The central conceit of Hagar the Horrible is that it takes the classic American sitcom husband-wife dynamic and transposes it onto a family living in Viking-age Norway. So the conflicts between Hagar and Helga all revolve around the sort of things that would be at home in America in 1975: he spends too much time at the bar, he doesn’t like her mother, he’s a slob, etc. But tellingly, what they don’t fight about is his role as the leader of a band of opportunistic raiders and thieves, who leave a trail of corpses across Europe in their quest for plunder.

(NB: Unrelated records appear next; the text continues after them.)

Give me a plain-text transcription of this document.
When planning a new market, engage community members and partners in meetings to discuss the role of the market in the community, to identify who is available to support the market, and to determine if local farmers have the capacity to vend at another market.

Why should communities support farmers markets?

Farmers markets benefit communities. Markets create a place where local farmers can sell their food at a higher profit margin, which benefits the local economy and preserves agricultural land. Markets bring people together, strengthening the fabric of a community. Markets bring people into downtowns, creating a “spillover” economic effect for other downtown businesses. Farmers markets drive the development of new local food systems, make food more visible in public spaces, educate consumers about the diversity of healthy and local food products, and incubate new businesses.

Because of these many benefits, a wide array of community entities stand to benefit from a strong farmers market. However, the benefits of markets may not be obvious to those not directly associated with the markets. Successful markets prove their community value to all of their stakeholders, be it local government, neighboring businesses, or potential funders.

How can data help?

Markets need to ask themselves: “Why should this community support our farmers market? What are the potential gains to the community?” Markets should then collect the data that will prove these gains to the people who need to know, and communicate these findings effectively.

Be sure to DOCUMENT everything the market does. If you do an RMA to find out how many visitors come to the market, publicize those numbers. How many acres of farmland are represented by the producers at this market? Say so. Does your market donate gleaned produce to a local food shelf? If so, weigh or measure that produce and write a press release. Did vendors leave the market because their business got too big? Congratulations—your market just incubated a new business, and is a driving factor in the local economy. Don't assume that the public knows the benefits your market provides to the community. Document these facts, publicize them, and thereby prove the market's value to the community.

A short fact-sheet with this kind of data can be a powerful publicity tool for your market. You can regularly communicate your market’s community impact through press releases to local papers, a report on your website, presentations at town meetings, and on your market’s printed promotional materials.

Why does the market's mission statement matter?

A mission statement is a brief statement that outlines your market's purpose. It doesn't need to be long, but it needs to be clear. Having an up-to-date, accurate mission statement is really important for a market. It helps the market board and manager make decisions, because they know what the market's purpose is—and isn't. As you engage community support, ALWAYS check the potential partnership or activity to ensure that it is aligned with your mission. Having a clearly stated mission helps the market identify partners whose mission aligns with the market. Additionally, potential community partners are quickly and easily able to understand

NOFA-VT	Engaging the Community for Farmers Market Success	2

Look at her little smile as he heads to the door to cleave the salesman’s skull with a single blow of his axe, then put him out of his misery by stabbing him in the throat. She doesn’t like it when he leaves chicken bones on the floor, but she’s never minded all the killing.

Gil Thorp, 2/27/18

So Marty Moon has reacted to his admonishment at the hands of teens by choosing to … hyper-pronounce Jorge Padilla’s name, as in this classic SNL sketch, and take advantage of getting to actually say a Latino’s name on the air by slipping in sponsored content for a local Mexican restaurant. I’m not sure what’s funnier: that he’s doing this to antagonize his young woke adversaries, or because he thinks he’s being respectful.

Mark Trail, 2/27/18

“Anybody break a neck or get permanently paralyzed? Any compound fractures, with femurs protruding horrifically from flesh? Tissues sliced so deep that the scarring will be permanent? Massive blood loss? Traumatic brain injury? C’mon, throw us a bone here, sheriff.”

Pluggers, 2/27/18

You can tell this is a “classic” Pluggers because the kid still knows what a radio is.

Six Chix, 2/27/18

What if an old person … had a mom??? You crazy for this one, Six Chix!